Guy L. Steele Jr.

Guy L. Steele Jr

Date of Birth: October 2nd 1954

Age: 68

Guy L. Steele Jr. is responsible for the design and documentation of several computer programming languages and technical standards. Steele has a Bachelors of Arts in applied mathematics from Harvard University, a Master's degree and Doctorates in Computer Science from the Massachusetts Institute of Technology. After getting his degrees, he notably promoted parallel computing languages of Lisp and C when he joined the supercomputer company Thinking Machines. Afterwards, he became a member of the Java team and had seen then been writing good specifications for extant languages. This also includes writing books regarding the language and its specifics, such as C: The Reference Manual and Common Lisp The Language.
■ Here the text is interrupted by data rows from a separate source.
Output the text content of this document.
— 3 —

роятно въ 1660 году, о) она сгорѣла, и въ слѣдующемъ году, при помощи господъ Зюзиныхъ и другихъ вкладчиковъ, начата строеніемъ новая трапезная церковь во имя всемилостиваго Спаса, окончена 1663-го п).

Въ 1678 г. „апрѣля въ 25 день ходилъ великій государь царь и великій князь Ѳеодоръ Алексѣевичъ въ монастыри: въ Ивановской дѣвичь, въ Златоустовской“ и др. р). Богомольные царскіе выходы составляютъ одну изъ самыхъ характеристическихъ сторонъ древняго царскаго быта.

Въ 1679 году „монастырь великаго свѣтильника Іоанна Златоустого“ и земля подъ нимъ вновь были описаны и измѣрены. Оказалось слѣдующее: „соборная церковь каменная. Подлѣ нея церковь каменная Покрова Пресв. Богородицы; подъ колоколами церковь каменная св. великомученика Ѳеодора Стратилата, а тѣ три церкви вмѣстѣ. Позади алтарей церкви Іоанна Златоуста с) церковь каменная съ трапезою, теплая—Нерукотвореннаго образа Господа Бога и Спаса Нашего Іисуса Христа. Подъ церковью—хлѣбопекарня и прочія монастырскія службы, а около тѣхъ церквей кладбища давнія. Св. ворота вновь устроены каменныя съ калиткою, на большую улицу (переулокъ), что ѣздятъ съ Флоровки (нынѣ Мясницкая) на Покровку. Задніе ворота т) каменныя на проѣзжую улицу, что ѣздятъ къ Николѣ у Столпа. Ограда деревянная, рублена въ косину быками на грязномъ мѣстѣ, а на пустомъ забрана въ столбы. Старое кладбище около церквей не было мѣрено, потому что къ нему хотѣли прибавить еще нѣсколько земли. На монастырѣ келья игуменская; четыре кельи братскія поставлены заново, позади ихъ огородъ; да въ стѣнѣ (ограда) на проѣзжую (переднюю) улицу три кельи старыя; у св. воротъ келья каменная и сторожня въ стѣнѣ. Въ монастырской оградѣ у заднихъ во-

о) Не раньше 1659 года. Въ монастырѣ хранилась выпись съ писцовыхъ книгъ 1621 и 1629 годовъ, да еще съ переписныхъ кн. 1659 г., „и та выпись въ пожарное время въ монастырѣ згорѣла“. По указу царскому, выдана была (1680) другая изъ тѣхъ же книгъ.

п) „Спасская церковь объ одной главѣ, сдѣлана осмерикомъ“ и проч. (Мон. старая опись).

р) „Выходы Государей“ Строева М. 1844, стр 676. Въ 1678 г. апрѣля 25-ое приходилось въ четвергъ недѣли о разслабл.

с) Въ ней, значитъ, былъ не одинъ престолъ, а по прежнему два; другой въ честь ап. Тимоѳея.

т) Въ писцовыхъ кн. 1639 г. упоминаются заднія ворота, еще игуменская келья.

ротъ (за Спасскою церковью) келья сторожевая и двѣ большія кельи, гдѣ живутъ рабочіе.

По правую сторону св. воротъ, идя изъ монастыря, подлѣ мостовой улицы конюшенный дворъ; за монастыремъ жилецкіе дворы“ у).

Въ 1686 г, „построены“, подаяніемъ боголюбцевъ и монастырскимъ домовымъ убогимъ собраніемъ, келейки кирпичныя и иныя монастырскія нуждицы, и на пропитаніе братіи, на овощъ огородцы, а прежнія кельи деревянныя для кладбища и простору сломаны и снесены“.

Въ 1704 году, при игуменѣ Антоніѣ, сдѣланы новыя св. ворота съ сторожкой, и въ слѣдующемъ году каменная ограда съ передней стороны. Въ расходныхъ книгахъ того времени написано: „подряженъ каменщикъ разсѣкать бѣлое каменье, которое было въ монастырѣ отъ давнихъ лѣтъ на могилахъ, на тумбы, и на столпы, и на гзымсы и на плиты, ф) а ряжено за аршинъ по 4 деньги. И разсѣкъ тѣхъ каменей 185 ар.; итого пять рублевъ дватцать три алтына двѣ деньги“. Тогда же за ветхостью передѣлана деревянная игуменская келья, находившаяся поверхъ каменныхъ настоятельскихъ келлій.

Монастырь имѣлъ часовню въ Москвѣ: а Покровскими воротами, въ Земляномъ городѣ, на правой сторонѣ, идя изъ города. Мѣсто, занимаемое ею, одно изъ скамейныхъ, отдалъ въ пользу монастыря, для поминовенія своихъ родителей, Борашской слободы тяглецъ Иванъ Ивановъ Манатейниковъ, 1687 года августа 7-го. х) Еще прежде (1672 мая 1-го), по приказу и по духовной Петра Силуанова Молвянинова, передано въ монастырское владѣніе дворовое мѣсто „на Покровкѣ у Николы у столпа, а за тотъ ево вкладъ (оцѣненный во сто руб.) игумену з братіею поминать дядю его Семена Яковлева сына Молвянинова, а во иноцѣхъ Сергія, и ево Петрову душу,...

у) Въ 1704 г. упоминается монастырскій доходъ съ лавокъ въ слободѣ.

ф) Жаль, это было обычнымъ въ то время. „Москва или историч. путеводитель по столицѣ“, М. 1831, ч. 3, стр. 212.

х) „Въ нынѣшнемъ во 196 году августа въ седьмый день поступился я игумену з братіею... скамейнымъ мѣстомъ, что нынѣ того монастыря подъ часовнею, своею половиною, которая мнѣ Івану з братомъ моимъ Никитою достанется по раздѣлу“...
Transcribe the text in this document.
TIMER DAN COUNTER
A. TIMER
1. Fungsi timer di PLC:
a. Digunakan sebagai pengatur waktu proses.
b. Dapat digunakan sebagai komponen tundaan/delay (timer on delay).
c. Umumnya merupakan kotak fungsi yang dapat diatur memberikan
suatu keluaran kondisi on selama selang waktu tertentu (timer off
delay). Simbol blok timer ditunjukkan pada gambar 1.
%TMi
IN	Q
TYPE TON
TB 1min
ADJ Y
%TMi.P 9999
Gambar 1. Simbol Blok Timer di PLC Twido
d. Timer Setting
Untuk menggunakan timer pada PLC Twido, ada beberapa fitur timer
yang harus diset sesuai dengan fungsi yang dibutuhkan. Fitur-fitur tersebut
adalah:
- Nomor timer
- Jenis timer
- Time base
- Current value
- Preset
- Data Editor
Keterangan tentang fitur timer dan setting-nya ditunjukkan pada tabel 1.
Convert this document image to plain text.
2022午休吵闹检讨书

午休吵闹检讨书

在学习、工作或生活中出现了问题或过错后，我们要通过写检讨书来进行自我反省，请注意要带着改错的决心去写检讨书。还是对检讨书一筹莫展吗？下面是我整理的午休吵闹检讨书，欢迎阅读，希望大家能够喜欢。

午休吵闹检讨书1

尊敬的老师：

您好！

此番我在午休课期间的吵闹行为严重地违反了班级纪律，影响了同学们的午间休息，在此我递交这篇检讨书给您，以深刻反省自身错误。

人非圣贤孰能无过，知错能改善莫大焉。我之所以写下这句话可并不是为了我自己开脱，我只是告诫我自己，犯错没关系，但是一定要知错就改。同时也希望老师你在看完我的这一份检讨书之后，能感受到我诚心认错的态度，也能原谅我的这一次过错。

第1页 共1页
Steele contributed to the design of the language Scheme, and had also designed the original command set of Emacs. Steele was also the first to port TeX from WAITS to ITS. Steele is also known for making over two dozen papers on subjects during his time at MIT, such as compilers, parallel processing, and constraint languages. Steele has also served on many technical standard committees such as Ecma International, TC39, X3J11 and X3J3.For Steele's work, he has been given many awards. The earliest award that he was given was the ACM Grace Murray Hopper Award in 1988, was deemed a ACM Fellow in 1994, a member of the National Academy of Engineering of the United States of America in 2001, and a fellow of the American Academy of Arts and Sciences 2002. The last known award Steele was given was the Dr. Dobb's Excellence in Programming Award in 2005.

Steele is a famous person in the George Mason CS Department.